Yet unease over the Clarity Act is not limited to cops and campaigners. The Bank Policy Institute, which represents major US banks, has publicly aligned itself with law enforcement concerns, arguing that the bill risks building a two‑tier system of scrutiny.

In a note on its website last week, the institute said Congress should ensure that all crypto businesses performing similar functions face the same anti‑money laundering standards. Anything less, it warned, would leave mixers, tumblers and other blockchain tools that facilitate money laundering, terrorist financing and sanctions evasion sitting in a regulatory grey zone.

‘These gaps are not innovation-friendly; they are illicit finance-friendly,’ the group said. ‘If Congress wants an effective market structure framework, it must close these gaps.’

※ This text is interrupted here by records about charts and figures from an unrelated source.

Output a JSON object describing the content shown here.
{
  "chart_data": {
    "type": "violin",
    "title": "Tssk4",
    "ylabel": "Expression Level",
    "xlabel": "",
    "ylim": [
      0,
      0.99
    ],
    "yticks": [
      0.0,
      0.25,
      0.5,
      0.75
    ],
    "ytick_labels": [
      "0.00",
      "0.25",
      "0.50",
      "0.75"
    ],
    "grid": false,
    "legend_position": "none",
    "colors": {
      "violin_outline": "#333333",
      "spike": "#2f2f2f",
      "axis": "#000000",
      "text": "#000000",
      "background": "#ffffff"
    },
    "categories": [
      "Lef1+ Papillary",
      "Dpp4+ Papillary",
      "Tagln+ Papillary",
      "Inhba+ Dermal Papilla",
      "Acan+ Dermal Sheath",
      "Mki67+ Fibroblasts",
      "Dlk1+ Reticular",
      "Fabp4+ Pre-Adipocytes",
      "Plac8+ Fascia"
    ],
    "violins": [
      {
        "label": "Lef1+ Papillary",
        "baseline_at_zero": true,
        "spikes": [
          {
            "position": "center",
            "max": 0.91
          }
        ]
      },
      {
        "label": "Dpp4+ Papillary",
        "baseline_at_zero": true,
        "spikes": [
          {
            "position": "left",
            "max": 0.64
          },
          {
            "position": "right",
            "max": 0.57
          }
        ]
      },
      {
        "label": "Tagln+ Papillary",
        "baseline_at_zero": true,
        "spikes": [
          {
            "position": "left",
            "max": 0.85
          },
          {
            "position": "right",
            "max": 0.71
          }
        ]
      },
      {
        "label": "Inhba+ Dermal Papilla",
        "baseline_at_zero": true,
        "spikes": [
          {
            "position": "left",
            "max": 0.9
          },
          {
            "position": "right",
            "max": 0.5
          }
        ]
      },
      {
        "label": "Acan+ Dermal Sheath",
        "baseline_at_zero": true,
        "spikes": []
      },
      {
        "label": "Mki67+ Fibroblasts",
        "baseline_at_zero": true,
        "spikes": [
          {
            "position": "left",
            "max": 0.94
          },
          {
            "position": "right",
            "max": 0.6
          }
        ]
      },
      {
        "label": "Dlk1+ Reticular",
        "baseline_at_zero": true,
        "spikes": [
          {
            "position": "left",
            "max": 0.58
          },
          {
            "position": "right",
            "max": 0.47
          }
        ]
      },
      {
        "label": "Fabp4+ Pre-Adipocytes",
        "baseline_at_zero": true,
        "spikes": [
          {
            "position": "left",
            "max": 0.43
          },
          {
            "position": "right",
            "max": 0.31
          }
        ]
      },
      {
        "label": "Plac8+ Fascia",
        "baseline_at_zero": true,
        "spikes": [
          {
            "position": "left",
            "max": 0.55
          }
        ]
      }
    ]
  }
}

Trump, never one to leave a fight with ‘the Banks’ on the table, has accused the financial sector of trying to sabotage his crypto agenda. In a March post on Truth Social, the president complained that lenders should not ‘hold the Clarity Act hostage’, claiming they were already enjoying record profits while seeking to derail legislation that, in his telling, would ensure the industry does not drift to China and other countries.

Caught between a White House that sees strategic value in crypto and institutions that see a sprawling new money laundering risk, senators now face a familiar Washington dilemma. Do they bank the political win and pass a bill that pleases a fast‑growing industry, or slow things down to close the holes that detectives, banks and watchdogs say are still wide open?